Since everything is asynchronous, how does the test harness know when it’s safe to start checking outcomes? Any automated test is more or less going to follow the basic “arrange, act, assert” structure. If the “act” part of the test involves asynchronous operations, your test harness has to know how to wait for the “act” to finish before doing the “assert” part of a test in order for the tests to be reliable enough to be useful inside of continuous integration builds.

For a very real scenario, consider a test that involves:

  1. A website application that receives an HTTP POST, then sends a message through the service bus for asynchronous processing
  2. A headless service that actually processes the message from step 1, and quite possibly sends related messages to the service bus that also need to be finished processing before the test can do its assertions against expected change of state.
  3. The headless service may be sending messages back to the website application

To solve this problem in our test automation, we came up with the “MessageHistory” concept in FubuMVC’s service bus support to help order test assertions after all message processing is complete. When activated, MessageHistory allows our test harnesses to know when all message processing has been completed in a test, even when multiple service bus applications are taking part in the messaging work.

When a FubuMVC application has the service bus feature enabled, you can activate the MessageHistory feature by first bootstrapping in the “Testing” mode like so:

public class ChainInvokerTransportRegistry 
    : FubuTransportRegistry<ChainInvokerSettings>
{
    public ChainInvokerTransportRegistry()
    {
        // This property opts the application into
        // the "testing" mode
        Mode = "testing";

        // Other configuration declaring how the application
        // is composed. 
    }
}

In a blog post last week, I talked about How we do Semantic Logging, specifically how we’re able to programmatically add listeners for strong typed audit or debug messages. By setting the “Testing” mode, FubuMVC adds a new listener called MessageRecordListener to the logging that listens for logging messages related to the service bus message handling. The method below from MessageRecordListener opts the listener into any logging message that inherits from the MessageLogRecord class we use to mark messages related to service bus processing:

        public bool ListensFor(Type type)
        {
            return type.CanBeCastTo<MessageLogRecord>();
        }

For the purposes of the MessageHistory, we listen for:

  1. EnvelopeSent — history of a message that was sent via the service bus
  2. MessageSuccessful or MessageFailed — history of a message being completely handled
  3. ChainExecutionStarted — a message is starting to be executed internally
  4. ChainExecutionFinished — a message has been completely executed internally

All of these logging messages have the message correlation id, and by tracking the outstanding “activity started” messages against the “activity finished” messages, MessageHistory can “know” when the message processing has completed and it’s safe to start processing test assertions. Even if an automated test involves multiple applications, we can still get predictable results as long as every application is logging its information to the static MessageHistory class (I’m not showing it here, but we do have a mechanism to connect message activity back to MessageHistory when we use separate AppDomain’s in tests).
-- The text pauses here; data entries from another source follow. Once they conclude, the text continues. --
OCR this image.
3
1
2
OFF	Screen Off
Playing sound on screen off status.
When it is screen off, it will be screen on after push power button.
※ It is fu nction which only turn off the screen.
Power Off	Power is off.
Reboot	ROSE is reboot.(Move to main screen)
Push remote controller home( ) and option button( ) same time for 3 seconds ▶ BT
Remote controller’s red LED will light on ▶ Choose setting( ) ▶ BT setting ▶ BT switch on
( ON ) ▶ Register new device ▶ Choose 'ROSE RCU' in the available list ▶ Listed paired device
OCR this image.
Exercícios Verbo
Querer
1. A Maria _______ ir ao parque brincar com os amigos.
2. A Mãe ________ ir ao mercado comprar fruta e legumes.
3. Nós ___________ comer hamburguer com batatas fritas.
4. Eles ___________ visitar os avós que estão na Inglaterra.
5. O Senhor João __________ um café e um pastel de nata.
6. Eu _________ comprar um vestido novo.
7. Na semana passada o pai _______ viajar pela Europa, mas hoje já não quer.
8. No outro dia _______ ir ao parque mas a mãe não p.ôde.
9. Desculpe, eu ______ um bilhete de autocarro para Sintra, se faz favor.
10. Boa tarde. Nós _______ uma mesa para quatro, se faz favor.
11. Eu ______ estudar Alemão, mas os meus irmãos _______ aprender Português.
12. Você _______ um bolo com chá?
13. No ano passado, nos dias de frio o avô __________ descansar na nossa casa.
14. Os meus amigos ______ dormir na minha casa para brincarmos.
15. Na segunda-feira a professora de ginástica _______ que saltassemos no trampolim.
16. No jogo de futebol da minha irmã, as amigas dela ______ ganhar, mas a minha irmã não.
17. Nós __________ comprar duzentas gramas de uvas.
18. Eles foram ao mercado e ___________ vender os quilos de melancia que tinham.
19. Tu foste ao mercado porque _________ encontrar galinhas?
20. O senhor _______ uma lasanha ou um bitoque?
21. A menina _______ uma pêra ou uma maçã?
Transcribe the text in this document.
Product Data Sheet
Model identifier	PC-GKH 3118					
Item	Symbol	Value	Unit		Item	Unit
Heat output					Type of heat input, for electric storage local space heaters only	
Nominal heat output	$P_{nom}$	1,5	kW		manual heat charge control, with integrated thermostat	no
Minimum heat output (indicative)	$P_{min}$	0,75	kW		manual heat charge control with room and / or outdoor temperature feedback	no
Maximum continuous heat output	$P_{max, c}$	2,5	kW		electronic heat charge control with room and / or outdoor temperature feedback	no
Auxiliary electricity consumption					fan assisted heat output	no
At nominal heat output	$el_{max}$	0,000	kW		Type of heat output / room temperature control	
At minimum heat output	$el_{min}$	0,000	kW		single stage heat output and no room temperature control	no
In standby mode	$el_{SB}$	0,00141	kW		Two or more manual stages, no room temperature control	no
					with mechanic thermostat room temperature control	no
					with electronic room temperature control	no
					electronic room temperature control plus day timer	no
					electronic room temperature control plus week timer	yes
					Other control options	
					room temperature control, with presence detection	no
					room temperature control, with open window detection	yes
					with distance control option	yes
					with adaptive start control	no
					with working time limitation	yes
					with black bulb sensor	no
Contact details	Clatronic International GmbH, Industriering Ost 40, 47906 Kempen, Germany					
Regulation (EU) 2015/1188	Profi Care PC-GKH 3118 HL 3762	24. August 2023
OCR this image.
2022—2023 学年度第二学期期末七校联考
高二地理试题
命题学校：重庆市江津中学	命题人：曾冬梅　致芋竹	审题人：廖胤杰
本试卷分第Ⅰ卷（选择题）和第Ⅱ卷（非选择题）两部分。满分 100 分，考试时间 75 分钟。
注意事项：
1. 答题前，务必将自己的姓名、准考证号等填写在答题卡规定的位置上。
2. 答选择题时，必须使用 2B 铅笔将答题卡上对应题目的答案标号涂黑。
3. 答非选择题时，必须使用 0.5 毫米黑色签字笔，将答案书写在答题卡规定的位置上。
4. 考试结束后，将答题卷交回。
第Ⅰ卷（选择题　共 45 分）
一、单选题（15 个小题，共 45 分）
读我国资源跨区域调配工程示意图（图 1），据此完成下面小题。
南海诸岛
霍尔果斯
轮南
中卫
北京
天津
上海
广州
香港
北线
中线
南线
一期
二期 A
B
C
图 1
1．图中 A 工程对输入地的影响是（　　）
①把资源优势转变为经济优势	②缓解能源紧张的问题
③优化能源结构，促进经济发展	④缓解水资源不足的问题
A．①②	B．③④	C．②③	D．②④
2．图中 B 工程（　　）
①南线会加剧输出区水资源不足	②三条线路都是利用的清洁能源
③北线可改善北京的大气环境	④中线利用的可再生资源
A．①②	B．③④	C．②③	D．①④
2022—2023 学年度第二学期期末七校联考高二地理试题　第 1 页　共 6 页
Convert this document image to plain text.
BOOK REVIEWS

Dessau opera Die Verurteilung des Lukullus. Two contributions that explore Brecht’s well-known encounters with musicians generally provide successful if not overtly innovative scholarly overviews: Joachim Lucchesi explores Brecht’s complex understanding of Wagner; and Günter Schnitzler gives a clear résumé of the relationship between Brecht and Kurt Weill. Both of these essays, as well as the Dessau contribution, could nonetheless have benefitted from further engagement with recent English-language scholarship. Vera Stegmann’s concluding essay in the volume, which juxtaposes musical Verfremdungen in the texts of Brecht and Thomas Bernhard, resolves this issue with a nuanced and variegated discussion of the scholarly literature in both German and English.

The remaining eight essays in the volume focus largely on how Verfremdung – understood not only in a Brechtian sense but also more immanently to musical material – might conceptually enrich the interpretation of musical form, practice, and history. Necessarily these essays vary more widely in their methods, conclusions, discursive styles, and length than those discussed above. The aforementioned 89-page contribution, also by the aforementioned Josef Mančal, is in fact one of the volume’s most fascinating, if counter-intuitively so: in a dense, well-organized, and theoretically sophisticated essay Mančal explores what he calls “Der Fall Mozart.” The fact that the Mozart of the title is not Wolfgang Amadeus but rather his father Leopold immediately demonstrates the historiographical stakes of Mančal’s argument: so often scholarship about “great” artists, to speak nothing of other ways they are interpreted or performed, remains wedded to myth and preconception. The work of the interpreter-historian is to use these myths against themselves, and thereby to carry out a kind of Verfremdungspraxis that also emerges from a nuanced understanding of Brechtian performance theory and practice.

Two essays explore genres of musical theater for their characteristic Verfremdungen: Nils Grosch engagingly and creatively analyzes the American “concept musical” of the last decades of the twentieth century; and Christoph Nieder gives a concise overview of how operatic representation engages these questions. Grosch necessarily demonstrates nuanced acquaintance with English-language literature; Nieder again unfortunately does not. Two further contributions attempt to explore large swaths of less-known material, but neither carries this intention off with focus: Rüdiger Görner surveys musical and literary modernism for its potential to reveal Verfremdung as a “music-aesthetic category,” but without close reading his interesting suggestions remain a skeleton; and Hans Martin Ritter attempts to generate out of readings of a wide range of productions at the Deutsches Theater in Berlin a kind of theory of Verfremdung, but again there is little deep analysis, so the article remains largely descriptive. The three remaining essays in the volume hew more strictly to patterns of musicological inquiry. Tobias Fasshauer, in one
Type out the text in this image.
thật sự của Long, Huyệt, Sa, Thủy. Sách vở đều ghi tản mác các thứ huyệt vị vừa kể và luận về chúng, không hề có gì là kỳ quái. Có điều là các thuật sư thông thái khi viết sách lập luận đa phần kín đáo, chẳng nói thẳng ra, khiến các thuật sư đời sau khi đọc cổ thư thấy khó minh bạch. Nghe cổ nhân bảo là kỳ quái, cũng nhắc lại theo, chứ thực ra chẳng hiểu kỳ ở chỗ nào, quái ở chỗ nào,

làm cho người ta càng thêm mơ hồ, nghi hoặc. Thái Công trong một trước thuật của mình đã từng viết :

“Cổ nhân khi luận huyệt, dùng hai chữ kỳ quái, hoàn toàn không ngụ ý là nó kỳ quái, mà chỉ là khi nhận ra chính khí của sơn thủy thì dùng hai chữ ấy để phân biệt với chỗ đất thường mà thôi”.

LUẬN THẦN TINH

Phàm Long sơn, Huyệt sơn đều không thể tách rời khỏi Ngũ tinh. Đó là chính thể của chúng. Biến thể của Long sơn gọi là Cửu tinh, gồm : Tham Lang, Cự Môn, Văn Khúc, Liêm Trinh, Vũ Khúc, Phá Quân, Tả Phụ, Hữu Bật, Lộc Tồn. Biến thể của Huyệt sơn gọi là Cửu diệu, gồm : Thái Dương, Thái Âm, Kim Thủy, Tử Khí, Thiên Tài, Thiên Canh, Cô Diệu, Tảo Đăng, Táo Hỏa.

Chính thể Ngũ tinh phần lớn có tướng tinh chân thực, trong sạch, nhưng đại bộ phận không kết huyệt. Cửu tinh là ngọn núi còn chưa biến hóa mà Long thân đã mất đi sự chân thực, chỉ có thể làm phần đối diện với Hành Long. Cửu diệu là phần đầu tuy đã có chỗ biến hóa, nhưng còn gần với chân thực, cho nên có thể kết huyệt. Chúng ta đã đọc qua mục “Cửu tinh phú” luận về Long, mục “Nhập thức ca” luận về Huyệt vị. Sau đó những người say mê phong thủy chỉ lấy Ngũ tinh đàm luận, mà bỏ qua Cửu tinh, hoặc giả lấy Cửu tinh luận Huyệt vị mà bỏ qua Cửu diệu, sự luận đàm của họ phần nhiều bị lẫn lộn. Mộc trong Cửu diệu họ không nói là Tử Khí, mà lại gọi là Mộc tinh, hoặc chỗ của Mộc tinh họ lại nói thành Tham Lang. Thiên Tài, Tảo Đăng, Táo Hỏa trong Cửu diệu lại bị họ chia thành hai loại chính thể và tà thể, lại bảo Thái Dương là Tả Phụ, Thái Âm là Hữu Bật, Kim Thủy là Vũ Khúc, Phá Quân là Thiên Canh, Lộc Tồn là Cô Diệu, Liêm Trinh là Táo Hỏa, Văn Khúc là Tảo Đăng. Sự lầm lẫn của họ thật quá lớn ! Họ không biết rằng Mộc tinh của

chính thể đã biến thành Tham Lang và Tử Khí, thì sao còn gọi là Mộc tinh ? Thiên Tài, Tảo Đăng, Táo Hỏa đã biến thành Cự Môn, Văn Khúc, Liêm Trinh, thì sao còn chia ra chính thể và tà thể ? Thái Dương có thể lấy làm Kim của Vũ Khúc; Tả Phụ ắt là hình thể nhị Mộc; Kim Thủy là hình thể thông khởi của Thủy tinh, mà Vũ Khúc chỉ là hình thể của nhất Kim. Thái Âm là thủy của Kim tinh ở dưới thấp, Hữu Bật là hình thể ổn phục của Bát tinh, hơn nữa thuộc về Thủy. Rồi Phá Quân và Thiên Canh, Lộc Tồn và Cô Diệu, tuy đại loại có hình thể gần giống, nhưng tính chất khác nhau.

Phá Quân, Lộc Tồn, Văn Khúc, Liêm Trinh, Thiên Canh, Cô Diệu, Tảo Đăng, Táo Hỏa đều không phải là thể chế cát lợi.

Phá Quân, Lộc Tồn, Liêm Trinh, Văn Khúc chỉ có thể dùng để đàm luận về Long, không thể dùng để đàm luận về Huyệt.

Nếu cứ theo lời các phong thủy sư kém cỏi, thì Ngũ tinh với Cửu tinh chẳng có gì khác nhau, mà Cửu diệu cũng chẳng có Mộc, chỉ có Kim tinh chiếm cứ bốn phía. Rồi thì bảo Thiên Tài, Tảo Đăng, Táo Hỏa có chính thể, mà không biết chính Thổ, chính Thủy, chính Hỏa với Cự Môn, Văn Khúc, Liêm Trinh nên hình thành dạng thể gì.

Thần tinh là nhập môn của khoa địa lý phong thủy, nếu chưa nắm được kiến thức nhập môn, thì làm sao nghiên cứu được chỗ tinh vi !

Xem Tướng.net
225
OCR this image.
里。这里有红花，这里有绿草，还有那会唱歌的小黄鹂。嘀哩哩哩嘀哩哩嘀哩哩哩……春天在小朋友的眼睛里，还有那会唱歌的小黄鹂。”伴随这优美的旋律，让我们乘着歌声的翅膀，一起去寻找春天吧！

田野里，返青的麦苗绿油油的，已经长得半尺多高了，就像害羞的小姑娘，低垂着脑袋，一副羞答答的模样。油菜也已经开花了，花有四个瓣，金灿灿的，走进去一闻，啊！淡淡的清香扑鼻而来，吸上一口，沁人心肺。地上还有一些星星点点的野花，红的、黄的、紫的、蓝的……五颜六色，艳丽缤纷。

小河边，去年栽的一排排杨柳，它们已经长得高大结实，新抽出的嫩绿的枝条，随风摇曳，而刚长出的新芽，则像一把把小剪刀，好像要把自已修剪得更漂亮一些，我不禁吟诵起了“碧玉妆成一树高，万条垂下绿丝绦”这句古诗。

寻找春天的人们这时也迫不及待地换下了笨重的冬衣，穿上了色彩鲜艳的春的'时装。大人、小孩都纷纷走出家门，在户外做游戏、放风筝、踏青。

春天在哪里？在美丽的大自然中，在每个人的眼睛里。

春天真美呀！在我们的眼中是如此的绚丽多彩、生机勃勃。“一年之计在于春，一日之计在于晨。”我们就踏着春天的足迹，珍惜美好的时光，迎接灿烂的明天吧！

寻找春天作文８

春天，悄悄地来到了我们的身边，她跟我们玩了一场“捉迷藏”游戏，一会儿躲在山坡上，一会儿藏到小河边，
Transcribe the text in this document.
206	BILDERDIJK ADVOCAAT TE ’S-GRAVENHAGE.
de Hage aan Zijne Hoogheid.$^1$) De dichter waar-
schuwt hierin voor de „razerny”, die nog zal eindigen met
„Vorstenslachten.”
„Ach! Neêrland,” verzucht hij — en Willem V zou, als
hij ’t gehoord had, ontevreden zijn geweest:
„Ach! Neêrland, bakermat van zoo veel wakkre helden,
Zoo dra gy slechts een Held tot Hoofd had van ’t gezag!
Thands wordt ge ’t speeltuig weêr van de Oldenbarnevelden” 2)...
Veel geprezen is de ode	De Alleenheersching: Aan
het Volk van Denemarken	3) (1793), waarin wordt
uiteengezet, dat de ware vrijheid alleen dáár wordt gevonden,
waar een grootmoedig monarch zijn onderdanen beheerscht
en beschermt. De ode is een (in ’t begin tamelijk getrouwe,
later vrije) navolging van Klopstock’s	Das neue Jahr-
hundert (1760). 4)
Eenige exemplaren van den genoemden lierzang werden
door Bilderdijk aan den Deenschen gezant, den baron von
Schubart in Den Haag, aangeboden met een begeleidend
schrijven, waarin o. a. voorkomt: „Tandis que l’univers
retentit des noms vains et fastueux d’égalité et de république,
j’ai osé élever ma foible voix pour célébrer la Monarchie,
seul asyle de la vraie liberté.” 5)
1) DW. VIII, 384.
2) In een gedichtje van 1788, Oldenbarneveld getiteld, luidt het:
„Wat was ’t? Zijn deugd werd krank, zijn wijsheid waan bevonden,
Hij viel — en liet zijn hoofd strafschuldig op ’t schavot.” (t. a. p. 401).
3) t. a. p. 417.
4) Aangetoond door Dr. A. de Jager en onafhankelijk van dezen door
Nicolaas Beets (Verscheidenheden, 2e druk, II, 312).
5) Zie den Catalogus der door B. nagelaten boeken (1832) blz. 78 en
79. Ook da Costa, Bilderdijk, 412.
Just to help connect the dots, the MessageRecordListener relays information about work that’s started or finished to MessageHistory with this method:

        public void DebugMessage(object message)
        {
            var log = message.As<MessageLogRecord>();
            var record = log.ToRecord();

            if (record.IsPollingJobRelated()) return;

            // Tells MessageHistory about the recorded
            // activity
            MessageHistory.Record(log);

            _session.Record(record);
        }

 

Inside of test harness code, the MessageHistory usage is like this:

MessageHistory.WaitForWorkToFinish(() => {
    // Do the "act" part of your test against a running
    // FubuMVC service bus application or applications
}).ShouldBeTrue();

This method does a couple things:

  1. Clears out any existing message history inside of MessageHistory so you’re starting from a blank slate
  2. Executes the .Net Action “continuation” you passed into the method as the first argument
  3. Polls until there has been at least one recorded “sent” tracked message and all outstanding “sent” messages have been logged as completely handled or until the configured timeout period has expired.
  4. Returns a boolean that just indicates whether or not MessageHistory finished successfully (true) or just timed out (false).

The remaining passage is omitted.